Belarus’un Coğrafi Hedefleri
Belarus, Doğu Avrupa’da bulunan ve denize kıyısı olmayan bir ülkedir. Ülke neredeyse tamamen düzdür. Bu nedenle de dış saldırılardan korunmak için bariyer oluşturabilecek doğal coğrafi unsurları çok azdır. Belarus’un doğuda Rusya ile, batıda ise Litvanya ve Polonya ile olan sınırlarında neredeyse hiç doğal coğrafi bariyer yoktur. Bu duruma istisnayı, güneyinde Ukrayna ile sınırında bulunan Pripet Bataklığı oluşturmaktadır.
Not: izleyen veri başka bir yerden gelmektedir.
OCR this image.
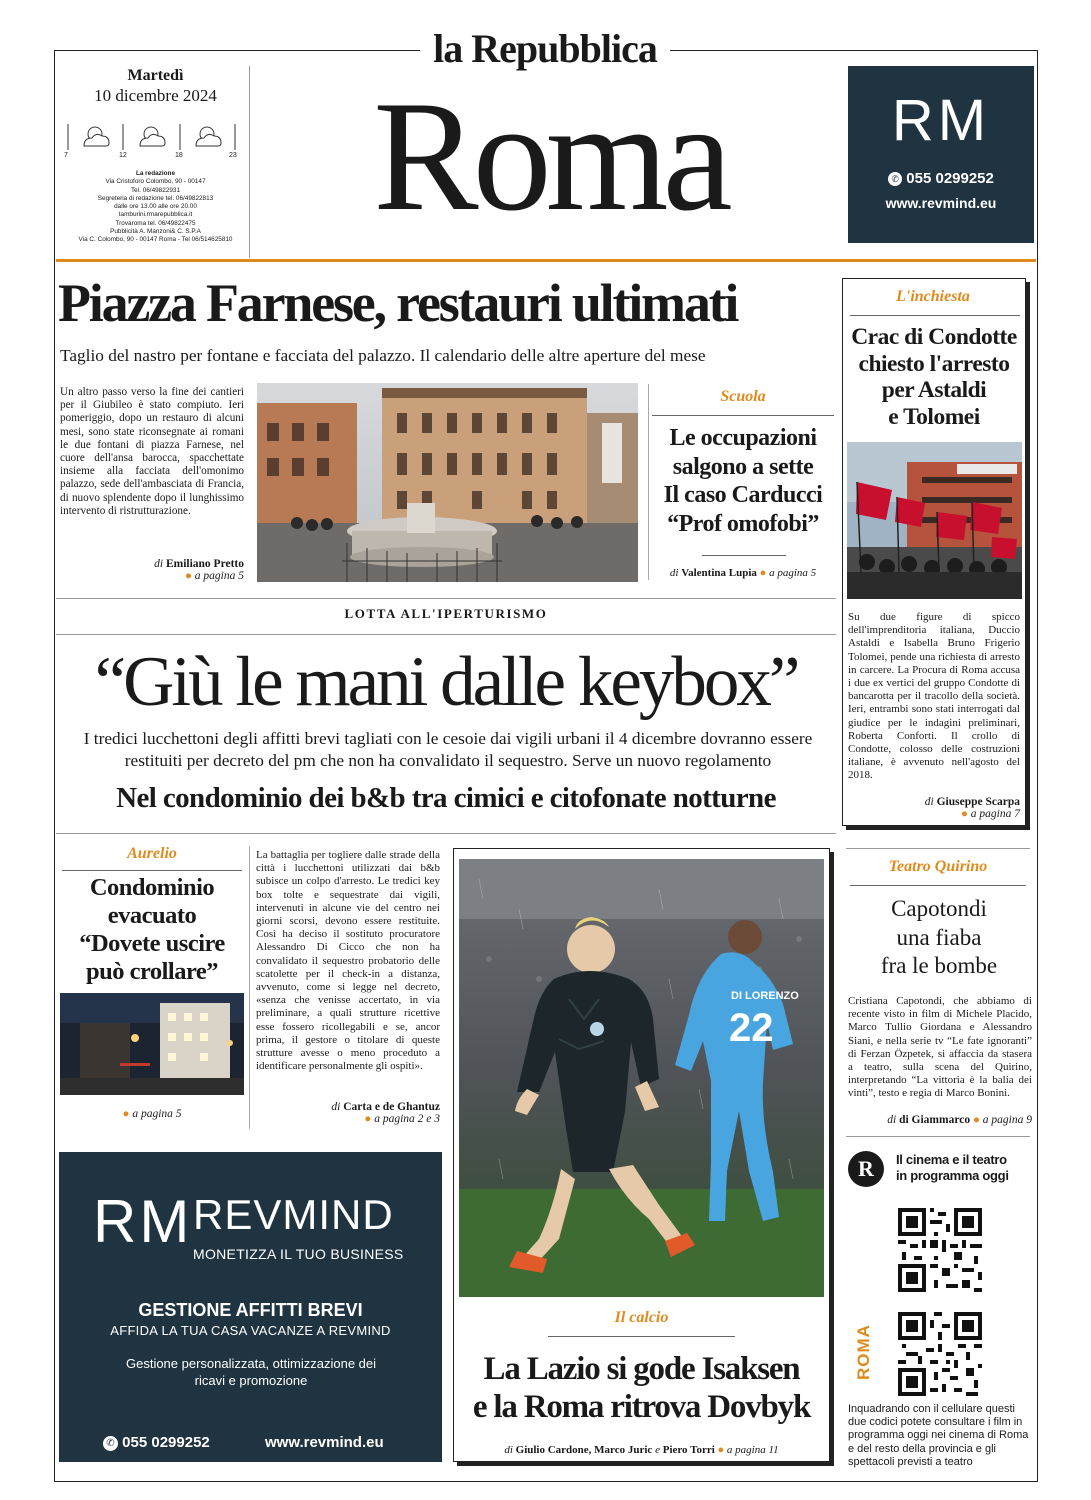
la Repubblica
Martedì
10 dicembre 2024
7	12	18	23
La redazione
Via Cristoforo Colombo, 90 - 00147
Tel. 06/49822931
Segreteria di redazione tel. 06/49822813
dalle ore 13.00 alle ore 20.00
tamburini.rmarepubblica.it
Trovaroma tel. 06/49822475
Pubblicità A. Manzoni& C. S.P.A
Via C. Colombo, 90 - 00147 Roma - Tel 06/514625810 Roma	RM
✆ 055 0299252
www.revmind.eu
Piazza Farnese, restauri ultimati
Taglio del nastro per fontane e facciata del palazzo. Il calendario delle altre aperture del mese
Un altro passo verso la fine dei cantieri per il Giubileo è stato compiuto. Ieri pomeriggio, dopo un restauro di alcuni mesi, sono state riconsegnate ai romani le due fontani di piazza Farnese, nel cuore dell'ansa barocca, spacchettate insieme alla facciata dell'omonimo palazzo, sede dell'ambasciata di Francia, di nuovo splendente dopo il lunghissimo intervento di ristrutturazione.
di Emiliano Pretto
● a pagina 5
Scuola
Le occupazioni
salgono a sette
Il caso Carducci
“Prof omofobi”
di Valentina Lupia ● a pagina 5
L'inchiesta
Crac di Condotte
chiesto l'arresto
per Astaldi
e Tolomei
Su due figure di spicco dell'imprenditoria italiana, Duccio Astaldi e Isabella Bruno Frigerio Tolomei, pende una richiesta di arresto in carcere. La Procura di Roma accusa i due ex vertici del gruppo Condotte di bancarotta per il tracollo della società. Ieri, entrambi sono stati interrogati dal giudice per le indagini preliminari, Roberta Conforti. Il crollo di Condotte, colosso delle costruzioni italiane, è avvenuto nell'agosto del 2018.
di Giuseppe Scarpa
● a pagina 7
LOTTA ALL'IPERTURISMO
“Giù le mani dalle keybox”
I tredici lucchettoni degli affitti brevi tagliati con le cesoie dai vigili urbani il 4 dicembre dovranno essere restituiti per decreto del pm che non ha convalidato il sequestro. Serve un nuovo regolamento
Nel condominio dei b&b tra cimici e citofonate notturne
Aurelio
Condominio
evacuato
“Dovete uscire
può crollare”
● a pagina 5
La battaglia per togliere dalle strade della città i lucchettoni utilizzati dai b&b subisce un colpo d'arresto. Le tredici key box tolte e sequestrate dai vigili, intervenuti in alcune vie del centro nei giorni scorsi, devono essere restituite. Così ha deciso il sostituto procuratore Alessandro Di Cicco che non ha convalidato il sequestro probatorio delle scatolette per il check-in a distanza, avvenuto, come si legge nel decreto, «senza che venisse accertato, in via preliminare, a quali strutture ricettive esse fossero ricollegabili e se, ancor prima, il gestore o titolare di queste strutture avesse o meno proceduto a identificare personalmente gli ospiti».
di Carta e de Ghantuz
● a pagina 2 e 3
RM REVMIND
MONETIZZA IL TUO BUSINESS
GESTIONE AFFITTI BREVI
AFFIDA LA TUA CASA VACANZE A REVMIND
Gestione personalizzata, ottimizzazione dei ricavi e promozione
✆ 055 0299252	www.revmind.eu
DI LORENZO
22
Il calcio
La Lazio si gode Isaksen
e la Roma ritrova Dovbyk
di Giulio Cardone, Marco Juric e Piero Torri ● a pagina 11
Teatro Quirino
Capotondi
una fiaba
fra le bombe
Cristiana Capotondi, che abbiamo di recente visto in film di Michele Placido, Marco Tullio Giordana e Alessandro Siani, e nella serie tv “Le fate ignoranti” di Ferzan Özpetek, si affaccia da stasera a teatro, sulla scena del Quirino, interpretando “La vittoria è la balia dei vinti”, testo e regia di Marco Bonini.
di di Giammarco ● a pagina 9
R	Il cinema e il teatro
in programma oggi
ROMA
Inquadrando con il cellulare questi due codici potete consultare i film in programma oggi nei cinema di Roma e del resto della provincia e gli spettacoli previsti a teatro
Söz konusu doğal bariyerlerin yokluğundan ve bölgede Belarus’tan daha güçlü başka devletlerin varlığından dolayı Belarus, tarihi boyunca zar zor devamlı bağımsız bir devlet olarak kalabilmiştir. Belarus, Kuzey Avrupa Ovası’nda bulunmaktadýr. Kuzey Avrupa Ovası, jeopolitik anlamda Avrupa’nın büyük bir otobanı olarak düşünülebilir.
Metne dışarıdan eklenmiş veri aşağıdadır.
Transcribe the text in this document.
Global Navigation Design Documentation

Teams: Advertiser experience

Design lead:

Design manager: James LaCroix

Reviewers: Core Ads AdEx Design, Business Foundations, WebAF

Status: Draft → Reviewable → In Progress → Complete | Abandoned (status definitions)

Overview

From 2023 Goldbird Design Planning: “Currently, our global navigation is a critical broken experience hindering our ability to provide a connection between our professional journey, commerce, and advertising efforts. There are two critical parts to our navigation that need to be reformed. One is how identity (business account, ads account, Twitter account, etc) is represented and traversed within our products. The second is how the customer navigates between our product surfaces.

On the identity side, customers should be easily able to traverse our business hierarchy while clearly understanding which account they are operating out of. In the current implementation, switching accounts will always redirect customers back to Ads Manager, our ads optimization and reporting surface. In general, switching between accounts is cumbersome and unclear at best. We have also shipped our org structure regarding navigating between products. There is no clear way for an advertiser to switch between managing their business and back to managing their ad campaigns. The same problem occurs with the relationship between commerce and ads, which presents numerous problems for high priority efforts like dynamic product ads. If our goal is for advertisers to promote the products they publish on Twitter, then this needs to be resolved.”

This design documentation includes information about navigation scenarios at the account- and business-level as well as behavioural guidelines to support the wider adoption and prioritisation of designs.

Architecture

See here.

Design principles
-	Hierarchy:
Söz konusu ova, tarihsel süreç boyunca Avrupa’nın başlıca güçlerinin -Almanya ve Fransa gibi- Rusya’yı fethetmek için; Rusya’nın da söz konusu ülkeleri fethetmek için kullandığı başlıca “işgal yolu” olmuştur. Rusya, Belarus’un kontrolünü 18. yüzyılda Lehistan- Litvanya Birliği’nin elinden almıştır. Böylece Rusya, Belarus’u önce Rus İmparatorluğu’nun, daha sonra ise Sovyetler Birliği’nin bir parçası hâline getirmiştir.İkinci Dünya Savaşı esnasında Belarus, Nazi Almanyası tarafından ilhak edilmiştir. Söz konusu ilhak esnasında ülke nüfusunun yaklaşık %25’i hayatını kaybetmiştir. İkinci Dünya Savaşı’nı Almanya’nın kaybetmesi sonrasında ise Belarus, tekrar Sovyetler Birliği’ne bağlanmıştır. Sovyetler Birliği’nin dağılması sonrasında başlayan yirmi yıllık bağımsızlık, Belarus’un modern tarihinde yaşadığı en uzun bağımsızlıktır. Ancak yine de günümüzde Belarus, pek çok açıdan Rusya ile Avrupa arasında fiilen bir tampon bölge konumundadır. Belarus, Sovyetler Birliği’nin en sanayileşmiş cumhuriyetlerinden birisi idi. Belarus, başkenti Minsk merkezli olan söz konusu bu sanayi altyapısını günümüzde de hâlâ korumaktadır. Belarus’un verimli tarım arazileri bulunmaktadır. Aynı zamanda Belarus, potas başta olmak üzere başka gübrelerin de başlıca üreticilerindendir. Belarus aynı zamanda Rus enerjisini Avrupa’ya aktarabilmek için önemli bir ticaret ve geçiş merkezi konumundadır. Bu durum da Belarus’u, Rusya ile Batı arasında süren çekişmenin devamlı odak noktası yapmaktadır.